Of the volume’s three sections, the first presents various takes on grand theory. The second section consists of case studies and summarizing them is a real challenge. Spatially they deal with Northwest Europe, the Middle East, Eurasia, Africa and Amazonia. Chronologically they often reach far back into prehistoric times. Thematically they are even more diverse, dealing for example with urbanization and social institutions in relation to and as affected by ecological and climatic changes.
Oddly, the most promising, or at any rate most familiar, topics from the economic historian’s point of view do not fall in this section. One, on the lessons from population ecology for long-distance synchrony, is placed in the first section.
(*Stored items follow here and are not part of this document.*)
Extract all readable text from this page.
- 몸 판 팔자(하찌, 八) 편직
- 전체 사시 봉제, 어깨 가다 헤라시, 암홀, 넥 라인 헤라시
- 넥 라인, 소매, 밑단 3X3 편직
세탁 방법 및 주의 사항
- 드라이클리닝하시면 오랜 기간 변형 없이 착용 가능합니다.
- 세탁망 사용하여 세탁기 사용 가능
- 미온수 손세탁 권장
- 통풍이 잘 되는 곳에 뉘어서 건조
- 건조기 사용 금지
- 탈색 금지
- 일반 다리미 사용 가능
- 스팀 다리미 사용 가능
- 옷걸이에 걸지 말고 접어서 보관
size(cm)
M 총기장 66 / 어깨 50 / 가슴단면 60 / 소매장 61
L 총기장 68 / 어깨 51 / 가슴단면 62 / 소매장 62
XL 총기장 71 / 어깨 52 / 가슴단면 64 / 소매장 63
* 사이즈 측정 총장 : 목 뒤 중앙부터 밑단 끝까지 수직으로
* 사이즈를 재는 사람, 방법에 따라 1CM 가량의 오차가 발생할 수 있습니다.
It uses in part data from pre-industrial England and states that the forces explaining an acceleration in population growth around 1800 are “not controversial and have to do with the English Industrial Revolution.” Among other variables introduced to explain population fluctuations is an index of internal warfare, created by merging lists of revolutions, civil wars and major rebellions, and concluding that a probable cause of the fluctuations was interaction between population and instability.
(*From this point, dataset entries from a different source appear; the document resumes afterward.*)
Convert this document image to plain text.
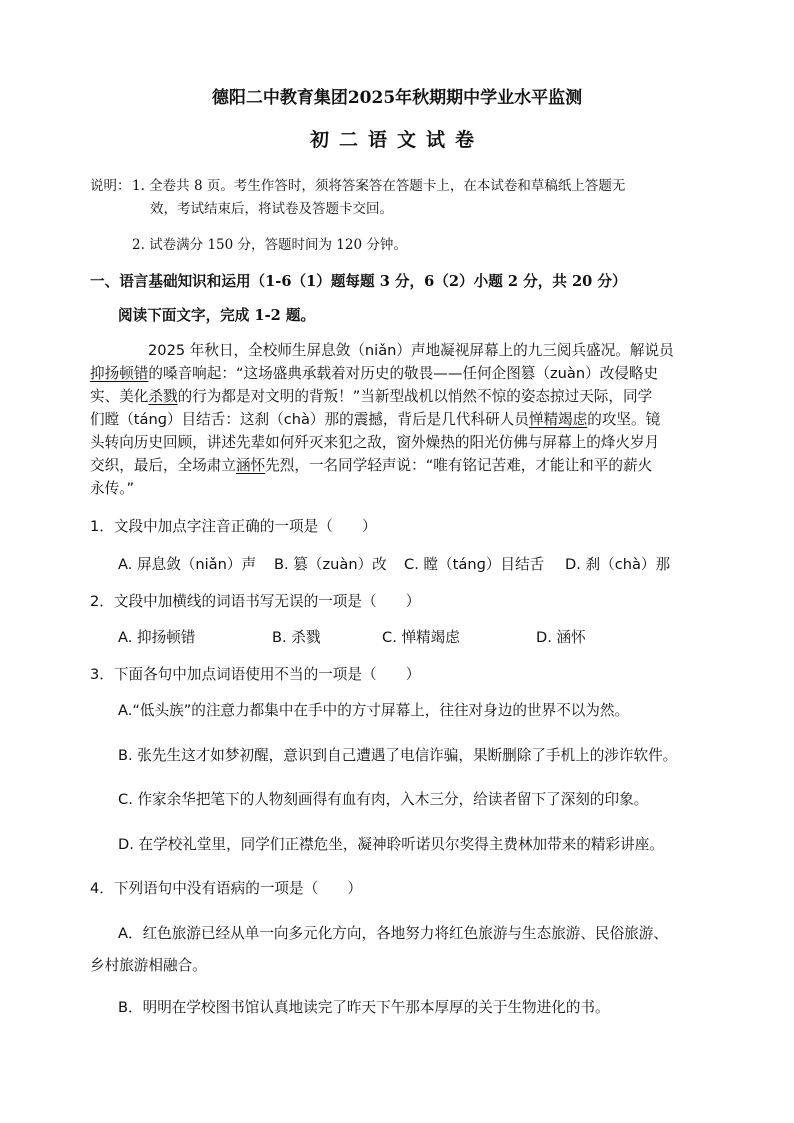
德阳二中教育集团2025年秋期期中学业水平监测
初二语文试卷
说明： 1. 全卷共 8 页。考生作答时，须将答案答在答题卡上，在本试卷和草稿纸上答题无
效，考试结束后，将试卷及答题卡交回。
2. 试卷满分 150 分，答题时间为 120 分钟。
一、语言基础知识和运用（1-6（1）题每题 3 分，6（2）小题 2 分，共 20 分）
阅读下面文字，完成 1-2 题。
2025 年秋日，全校师生屏息敛（niǎn）声地凝视屏幕上的九三阅兵盛况。解说员
抑扬顿错的嗓音响起：“这场盛典承载着对历史的敬畏——任何企图篡（zuàn）改侵略史
实、美化杀戮的行为都是对文明的背叛！”当新型战机以悄然不惊的姿态掠过天际，同学
们瞠（tánɡ）目结舌：这刹（chà）那的震撼，背后是几代科研人员惮精竭虑的攻坚。镜
头转向历史回顾，讲述先辈如何歼灭来犯之敌，窗外燥热的阳光仿佛与屏幕上的烽火岁月
交织，最后，全场肃立涵怀先烈，一名同学轻声说：“唯有铭记苦难，才能让和平的薪火
永传。”
1．文段中加点字注音正确的一项是（　　）
A. 屏息敛（niǎn）声 B. 篡（zuàn）改 C. 瞠（tánɡ）目结舌 D. 刹（chà）那
2．文段中加横线的词语书写无误的一项是（　　）
A. 抑扬顿错	B. 杀戮	C. 惮精竭虑	D. 涵怀
3．下面各句中加点词语使用不当的一项是（　　）
A.“低头族”的注意力都集中在手中的方寸屏幕上，往往对身边的世界不以为然。
B. 张先生这才如梦初醒，意识到自己遭遇了电信诈骗，果断删除了手机上的涉诈软件。
C. 作家余华把笔下的人物刻画得有血有肉，入木三分，给读者留下了深刻的印象。
D. 在学校礼堂里，同学们正襟危坐，凝神聆听诺贝尔奖得主费林加带来的精彩讲座。
4．下列语句中没有语病的一项是（　　）
A．红色旅游已经从单一向多元化方向，各地努力将红色旅游与生态旅游、民俗旅游、
乡村旅游相融合。
B．明明在学校图书馆认真地读完了昨天下午那本厚厚的关于生物进化的书。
Likewise placed outside the case study section, but instead in the third section on the sustainability of the modern world, is a happily straightforward chapter by Alfred W. Crosby on the 1918-1919 influenza pandemic, and the chapter that concludes the whole book: this last is by Andre Gunder Frank on the nineteenth-century world system and is hard to comment on fairly since Frank died before he could complete a demonstration of the role of entropy in world system history. Otherwise the third section includes complaints about how humanity is consuming too much and bemoaning the lack of international co-ordination in managing the earth system, without which “our days on this planet are numbered.” Also included are suggestive bar diagrams of the publication of ecological articles, 1945-2005, though seemingly not deflated by the changing numbers of academics or academic journals.
I have the sense of people wrestling with vast interactions, their minds made up about the negative course of human history, and armed with unhelpfully cloudy concepts. Assertions of interactions among the giant processes discussed ? climatic change prominent among them ? are unlikely to persuade economists, whose discipline does not begin to approach the level of abstraction or indeed verbosity typical here. The graphs and diagrams with their unlabelled axes are especially baffling, though I enjoyed the one with arrows saying “all these blobs are societies.” The volume reminds me of the story of a sociologist friend who followed two tutees out of his room, only to hear one saying to the other, “words, words, words!”
Eric Jones is Professorial Fellow, Melbourne Business School, and Visiting Professor, University of Exeter. He is author of The European Miracle (Cambridge University Press, third edition, 2003) and Cultures Merging: A Historical and Economic Critique of Culture (Princeton University Press, 2006).